L’abbaye du Thoronet en Provence est un modèle d’abbaye cistercienne : sa visite impressionne par la beauté de l’architecture, faite de simplicité et d’harmonie des proportions.
Ses murs sont montés sans joints au mortier, grâce à une taille d’une grande rigueur. La pierre est sauvage : « Dès le premier jour, j’ai eu pour elle un respect que je n’ai même pas songé à discuter. Je n’aurais jamais pu t’en parler, comme je l’ai fait, sans amour. Maintenant, elle fait partie de notre œuvre, de moi-même, elle est l’abbaye. Je la caresse dans mes songes, le soleil se couche sur elle, la retrouve le matin dans son réveil de pierre, lui donne ses couleurs, la pluie la fait briller en l’assombrissant. (.. .) Si j’apporte à l’abbaye les proportions, l’harmonie, elle toute seule lui gardera son âme indépendante ; convertie à l’ordre elle restera aussi belle qu’une bête sauvage au poil hérissé ».

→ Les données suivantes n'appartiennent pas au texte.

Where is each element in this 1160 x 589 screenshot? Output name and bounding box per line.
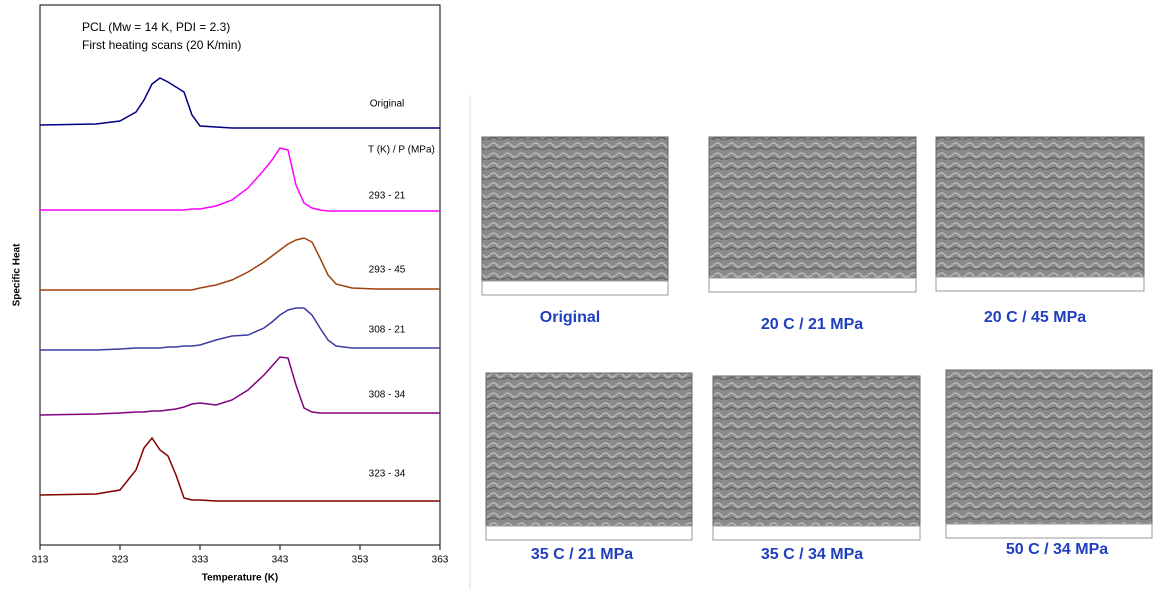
sem-info-bar (486, 526, 692, 540)
sem-caption: 35 C / 34 MPa (761, 546, 863, 563)
curve-label: 293 - 21 (369, 191, 406, 202)
sem-info-bar (482, 281, 668, 295)
y-axis-label: Specific Heat (12, 243, 23, 306)
sem-info-bar (709, 278, 916, 292)
x-tick-label: 323 (112, 555, 129, 566)
curve-label: 293 - 45 (369, 265, 406, 276)
sem-info-bar (946, 524, 1152, 538)
sem-caption: 35 C / 21 MPa (531, 546, 633, 563)
sem-image (936, 137, 1144, 291)
x-tick-label: 313 (32, 555, 49, 566)
curve-label: 308 - 34 (369, 390, 406, 401)
sem-image (486, 373, 692, 540)
x-tick-label: 363 (432, 555, 449, 566)
curve (40, 357, 440, 415)
sem-caption: 20 C / 21 MPa (761, 316, 863, 333)
page: PCL (Mw = 14 K, PDI = 2.3) First heating… (0, 0, 1160, 589)
sem-caption: Original (540, 309, 600, 326)
sem-caption: 50 C / 34 MPa (1006, 541, 1108, 558)
sem-image (709, 137, 916, 292)
x-tick-label: 353 (352, 555, 369, 566)
x-tick-label: 343 (272, 555, 289, 566)
annotation: PCL (Mw = 14 K, PDI = 2.3) (82, 20, 230, 34)
curve-label: 323 - 34 (369, 469, 406, 480)
annotation: T (K) / P (MPa) (368, 145, 435, 156)
x-axis-label: Temperature (K) (202, 573, 279, 584)
sem-image (482, 137, 668, 295)
sem-info-bar (936, 277, 1144, 291)
figure: PCL (Mw = 14 K, PDI = 2.3) First heating… (0, 0, 1160, 589)
x-tick-label: 333 (192, 555, 209, 566)
annotation: First heating scans (20 K/min) (82, 38, 241, 52)
sem-image (713, 376, 920, 540)
sem-info-bar (713, 526, 920, 540)
sem-image (946, 370, 1152, 538)
curve-label: 308 - 21 (369, 325, 406, 336)
sem-caption: 20 C / 45 MPa (984, 309, 1086, 326)
curve-label: Original (370, 99, 404, 110)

Fernand Pouillon, architecte majeur du XXème siècle a imaginé le journal de bord du maître d’œuvre de la construction du Thoronet, Guillaume, moine cistercien, depuis le jour de mars 1161 lorsque avec quelques frères ils choisissent le terrain en pente douce encombré d’arbustes, jusqu’au moment où le chantier a véritablement commencé, quand le plan de l’église, du cloître, du lavabo, des dépendances est tracé sur le sol et les premières rangées de pierres sont montées.
Le temps de préparation est très long : il faut trouver les carrières, choisir les arbres à abattre, découvrir le gisement d’argile qui fera les tuiles, fabriquer les outils, obtenir de l’abbaye mère les avances nécessaires, en particulier de la nourriture tant que les jardins ne donnent pas leur récolte. Mais il faut aussi mener toute une troupe de travailleurs, composée de statuts différents (moines, frères convers, compagnons) et de personnalités fortes (Paul le tailleur de pierre, Joseph le potier, Antime le forgeron).

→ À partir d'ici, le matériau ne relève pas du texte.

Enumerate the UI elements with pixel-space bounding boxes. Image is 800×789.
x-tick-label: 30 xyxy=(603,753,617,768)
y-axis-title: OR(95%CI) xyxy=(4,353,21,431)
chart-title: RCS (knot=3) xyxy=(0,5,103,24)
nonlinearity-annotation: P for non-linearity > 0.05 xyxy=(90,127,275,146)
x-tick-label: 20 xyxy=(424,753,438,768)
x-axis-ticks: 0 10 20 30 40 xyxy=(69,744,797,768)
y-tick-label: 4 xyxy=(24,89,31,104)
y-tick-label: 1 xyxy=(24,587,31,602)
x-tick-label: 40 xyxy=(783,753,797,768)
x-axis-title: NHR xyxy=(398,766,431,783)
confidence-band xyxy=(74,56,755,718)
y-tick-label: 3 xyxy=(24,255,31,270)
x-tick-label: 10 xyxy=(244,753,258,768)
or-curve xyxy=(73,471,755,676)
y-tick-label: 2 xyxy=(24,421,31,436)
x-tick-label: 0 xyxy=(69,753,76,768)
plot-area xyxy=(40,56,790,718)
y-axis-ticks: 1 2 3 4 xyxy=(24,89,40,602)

L’organisation de la vie quotidienne est dictée par la Règle de Saint Benoît mais bien souvent chez Guillaume le religieux est dépassé par l’architecte.
Fernand Pouillon a mis dans cet ouvrage toute sa science de bâtisseur amoureux de l’art cistercien, et son talent d’écrivain (récompensé en 1965, par le prix des Deux-Magots) nous fait vivre le caprice de la pierre, la susceptibilité des hommes, et les désagréments du mauvais temps : « un jour mouillé et froid, où le ciel ne vaut pas la peine qu’on se dérange davantage, où les chaussures, qui ont sucé les pieds à petits bruits, sont molles comme des tripes et ont besoin de sécher longtemps pour durcir ».